It’s a story as old as Wall Street. A group of savvy insiders gets together. They find a company, usually a small one, and quietly buy up huge amounts of its stock for cheap.
Then, the magic begins. They orchestrate a flurry of promotional activity and manipulative trades, creating the illusion of a hot commodity. The stock price soars. This is the “pump.”
Unsuspecting investors see the surge. They jump in, dreaming of a windfall. That’s when the insiders sell everything. The stock price collapses, leaving those regular folks holding a bag of worthless shares. This is the “dump.” In this case, a crew led by a man named Barry Honig allegedly pocketed millions.
This here article be a story about the people who tried to stop the crooks. It’s about what happens when you stick your neck out to do the right thing and the system you’re trying to help decides your contribution just wasn’t good enough.
The Outsiders’ Warning
Long before the SEC officially took action, the warnings were coming in. Two groups of outsiders saw the smoke and tried to point out the fire.
First, there was Lee Pederson, a patent attorney who had worked for Biozone, one of the companies at the heart of the scheme. Starting in 2013, he began sending tips to the SEC. He laid out the pump-and-dump, naming names like Phillip Frost, who he called the leader of a “white collar gang”. Pederson was candid. He admitted much of his information came from public sources, like lawsuits, but insisted his analysis was unique.
He sent dozens of emails over the years, a persistent voice trying to get someone, anyone, to pay attention.
Around the same time, John Amster and Robert Heath, two executive officers and patent experts, were on the same trail. In late 2013, they walked into the SEC’s Washington D.C. office for a meeting with high-level enforcement staff.
They presented case studies of what they saw as blatant pump-and-dump schemes, identifying some of the very same people the SEC would later charge, including Honig. They were trying to hand the regulators a roadmap to the fraud.
They did everything you’re supposed to do. They gathered evidence. They reported it through the proper channels. They put their credibility on the line. And they waited.
The Insider’s Edge
While Pederson, Amster, and Heath were sending their warnings from the outside, Daniel Fisher was on the inside.
He was a co-founder of Biozone, the company Frost eventually took over. After being forced out in 2012, he had a front-row seat to the scheme’s mechanics. He filed his own tips with the SEC in 2011 and 2012, long before the others.
Things got complicated. Fisher sued the men behind the scheme, but then settled with them in 2013. That settlement included a crucial clause: Fisher was supposed to withdraw his complaints to the SEC and the FBI. He was essentially agreeing to stay quiet. A court later found he violated that agreement by not withdrawing his grievances.
Yet, in October 2015, the SEC came calling. They invited Fisher to an in-person meeting. It was there, behind closed doors, that Fisher laid it all out. He described meetings he’d been in, the shady deals that created Biozone, and the whole pump-and-dump playbook.
This, the SEC decided, was the good stuff.

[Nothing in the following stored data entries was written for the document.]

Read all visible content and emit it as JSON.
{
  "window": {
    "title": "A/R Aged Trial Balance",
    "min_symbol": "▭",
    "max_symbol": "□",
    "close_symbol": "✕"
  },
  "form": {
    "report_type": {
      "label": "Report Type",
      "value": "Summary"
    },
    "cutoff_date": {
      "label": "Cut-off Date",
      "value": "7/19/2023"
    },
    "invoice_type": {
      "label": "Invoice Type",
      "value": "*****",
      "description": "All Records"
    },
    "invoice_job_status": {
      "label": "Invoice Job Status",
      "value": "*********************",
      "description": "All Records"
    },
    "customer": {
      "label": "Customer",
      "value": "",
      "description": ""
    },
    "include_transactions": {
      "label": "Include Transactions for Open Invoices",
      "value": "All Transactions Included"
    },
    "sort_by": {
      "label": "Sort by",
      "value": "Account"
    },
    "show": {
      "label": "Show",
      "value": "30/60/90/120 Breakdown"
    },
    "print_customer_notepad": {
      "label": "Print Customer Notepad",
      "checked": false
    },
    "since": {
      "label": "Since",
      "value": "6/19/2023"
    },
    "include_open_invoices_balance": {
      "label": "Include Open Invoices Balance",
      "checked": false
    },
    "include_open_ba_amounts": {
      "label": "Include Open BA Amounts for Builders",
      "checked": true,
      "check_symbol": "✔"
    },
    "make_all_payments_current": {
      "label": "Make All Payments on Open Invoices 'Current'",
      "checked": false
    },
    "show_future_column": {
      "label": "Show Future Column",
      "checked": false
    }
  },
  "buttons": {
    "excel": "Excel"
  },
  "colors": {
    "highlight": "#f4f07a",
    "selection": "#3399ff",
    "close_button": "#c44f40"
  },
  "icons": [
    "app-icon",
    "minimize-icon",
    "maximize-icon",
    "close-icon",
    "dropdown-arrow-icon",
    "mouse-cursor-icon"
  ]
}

It was new, it was helpful, and it “substantially advanced the investigation”. Fisher was the key.
The System’s Verdict: “Thanks, But No Thanks”
When the dust settled, the SEC had won. They secured over $11 million in sanctions from Honig and his crew. Under the Dodd-Frank Act, a portion of that money—up to 30 percent—was set aside as an award for the whistleblower whose information “led to the successful enforcement” of the case.
The SEC gave the entire award to one person: Daniel Fisher.
Pederson, Amster, and Heath got nothing. The SEC’s reasoning was a masterclass in bureaucratic logic.
Pederson’s tips, they said, were not helpful. His information was “duplicative,” “general in nature,” and based on public sources the staff already had. The SEC’s own enforcement attorney, Katherine Bromberg, declared that her team performed its “own analysis separate from any information provided by Pederson”. His years of emails and warnings? They didn’t move the needle.
Amster and Heath’s detailed presentations? Even worse. According to the SEC, the New York-based team that ran the investigation never even saw their information.
Their tips went into a black hole in the D.C. office. Because the enforcement staff didn’t personally use their information, it couldn’t have “led to” the outcome. It was a classic case of the right hand not knowing what the left was doing.
The whistleblowers took their fight to court, but the outcome was the same. The court deferred to the SEC’s discretion, finding its decisions were supported by “substantial evidence”—a legal standard that is, by the court’s own admission, “not high”. The system had spoken.
So What? A Chilling Message
This isn’t just about three guys who missed out on a payday. It’s about the message the system sends to anyone thinking about blowing the whistle on corporate crime.
The law was designed to create a powerful incentive for people to come forward with information about fraud. But what this case reveals is a system that can feel arbitrary and opaque. It suggests that your reward doesn’t just depend on the quality of your information, but on whether it lands on the right desk, at the right time, and is seen by the right person.
It rewards the well-placed insider, even one with a complicated past, over the diligent outsiders who…. you know, weren’t actively engaged in the fraudulent scam??
It allows the government to dismiss years of effort by simply saying, “We already knew that,” or “The right team never saw it.”
When we create a shitty economic system where doing the right thing feels like playing the lottery, we all lose. The next time a massive fraud is brewing, will the next Lee Pederson or John Amster even bother to pick up the phone? Or will they look at this story and decide it’s just not worth the fight?
All factual claims in this article are sourced from the United States Court of Appeals for the Eighth Circuit decision in Pederson v. U.S. Securities Exch. Comm., No. 24-2330, filed on August 22, 2025.